One thing I have inadvertently seen this built-in feature do is provide a false sense of security and make people believe they do not have a need to have any other spectrum analysis tool. There is one flaw with relying on this feature, it is the fact that this feature will only provide you a view of the RF surrounding the access point, while your first reaction is going to “well yes it does, that is what it is supposed to do” this feature does not (and will not) provide you with a view of the spectrum from the client’s perspective. Consider a deployment where you do not have access points peppered around an area every 20 feet and instead have access point spread out every 50-80 feet and you hear consistent complaints of wireless issues. The first reaction of any network engineer is going to be check the access point:

  • Is the access point servicing clients
  • Is there a configuration issue
  • How does surrounding RF look
  • What do the wireless statistics look like

Now usually one of those four things will point you in the right direction, but what I find that is pretty common trait is that after reviewing the RF statistics surrounding the access point (and assuming it looks good/normal) no further thought will be given to the layer 1 medium simply because they looked to access point.

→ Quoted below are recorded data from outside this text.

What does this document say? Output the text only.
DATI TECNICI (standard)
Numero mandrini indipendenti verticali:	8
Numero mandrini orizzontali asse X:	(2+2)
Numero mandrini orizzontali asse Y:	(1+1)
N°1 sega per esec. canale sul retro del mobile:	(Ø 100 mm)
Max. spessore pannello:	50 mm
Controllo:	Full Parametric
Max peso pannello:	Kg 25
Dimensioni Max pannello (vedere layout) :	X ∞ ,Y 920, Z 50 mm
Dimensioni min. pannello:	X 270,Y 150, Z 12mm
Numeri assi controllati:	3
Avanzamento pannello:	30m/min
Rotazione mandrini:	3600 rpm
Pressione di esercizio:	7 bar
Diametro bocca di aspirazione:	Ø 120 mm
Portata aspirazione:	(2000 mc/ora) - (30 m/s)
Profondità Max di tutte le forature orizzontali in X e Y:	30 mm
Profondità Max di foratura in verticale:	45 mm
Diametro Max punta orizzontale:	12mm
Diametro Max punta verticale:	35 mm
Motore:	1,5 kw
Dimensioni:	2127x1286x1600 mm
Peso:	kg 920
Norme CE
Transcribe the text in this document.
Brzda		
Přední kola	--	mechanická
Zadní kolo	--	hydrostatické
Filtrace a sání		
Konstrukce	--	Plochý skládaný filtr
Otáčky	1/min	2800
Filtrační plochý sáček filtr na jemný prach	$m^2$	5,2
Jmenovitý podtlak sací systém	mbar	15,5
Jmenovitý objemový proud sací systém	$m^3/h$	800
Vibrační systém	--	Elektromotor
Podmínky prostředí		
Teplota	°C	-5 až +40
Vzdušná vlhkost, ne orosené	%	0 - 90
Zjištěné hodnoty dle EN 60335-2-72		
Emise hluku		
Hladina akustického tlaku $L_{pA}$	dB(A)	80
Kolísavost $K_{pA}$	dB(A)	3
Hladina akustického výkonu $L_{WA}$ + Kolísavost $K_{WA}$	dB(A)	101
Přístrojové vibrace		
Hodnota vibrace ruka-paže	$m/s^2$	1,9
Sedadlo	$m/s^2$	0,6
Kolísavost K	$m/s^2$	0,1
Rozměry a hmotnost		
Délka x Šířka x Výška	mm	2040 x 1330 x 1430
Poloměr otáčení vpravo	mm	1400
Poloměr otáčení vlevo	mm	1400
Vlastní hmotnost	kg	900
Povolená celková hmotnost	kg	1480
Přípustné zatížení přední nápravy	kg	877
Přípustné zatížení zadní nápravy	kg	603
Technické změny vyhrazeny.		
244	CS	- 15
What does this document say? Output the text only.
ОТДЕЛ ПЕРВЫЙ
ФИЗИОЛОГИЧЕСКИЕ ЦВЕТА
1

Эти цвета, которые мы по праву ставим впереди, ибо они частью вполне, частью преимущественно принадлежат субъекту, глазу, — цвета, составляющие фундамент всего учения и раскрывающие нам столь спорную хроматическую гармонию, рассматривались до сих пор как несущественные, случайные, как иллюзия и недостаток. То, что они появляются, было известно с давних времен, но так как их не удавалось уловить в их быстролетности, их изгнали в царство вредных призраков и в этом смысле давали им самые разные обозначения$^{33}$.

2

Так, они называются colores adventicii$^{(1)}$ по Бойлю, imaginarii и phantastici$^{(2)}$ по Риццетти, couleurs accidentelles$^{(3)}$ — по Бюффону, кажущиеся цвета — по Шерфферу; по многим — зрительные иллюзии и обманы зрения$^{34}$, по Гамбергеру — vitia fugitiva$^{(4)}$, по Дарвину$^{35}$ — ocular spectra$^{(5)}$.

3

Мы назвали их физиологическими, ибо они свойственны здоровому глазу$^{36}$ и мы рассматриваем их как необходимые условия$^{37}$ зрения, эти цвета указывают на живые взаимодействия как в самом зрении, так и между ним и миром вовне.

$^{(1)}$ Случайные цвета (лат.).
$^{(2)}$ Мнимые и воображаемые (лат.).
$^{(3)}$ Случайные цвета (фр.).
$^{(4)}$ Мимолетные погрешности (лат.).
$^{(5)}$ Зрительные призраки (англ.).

All the while the client wireless device might be a good 30 ft away behind a few obstacles surrounded by or near a set of interfering devices.  That is where you would want someone on the ground with a spectrum analyzer.

I’m not saying you need to have a spectrum analyzer everywhere you have wireless because we all know in large networks wireless can grow drastically and certain large networks can see thousands of access points across many different offices, but I merely want to point out a flaw in completely relying on a technology that provides RF Spectrum visibility from the access points perspective, because that is all it is.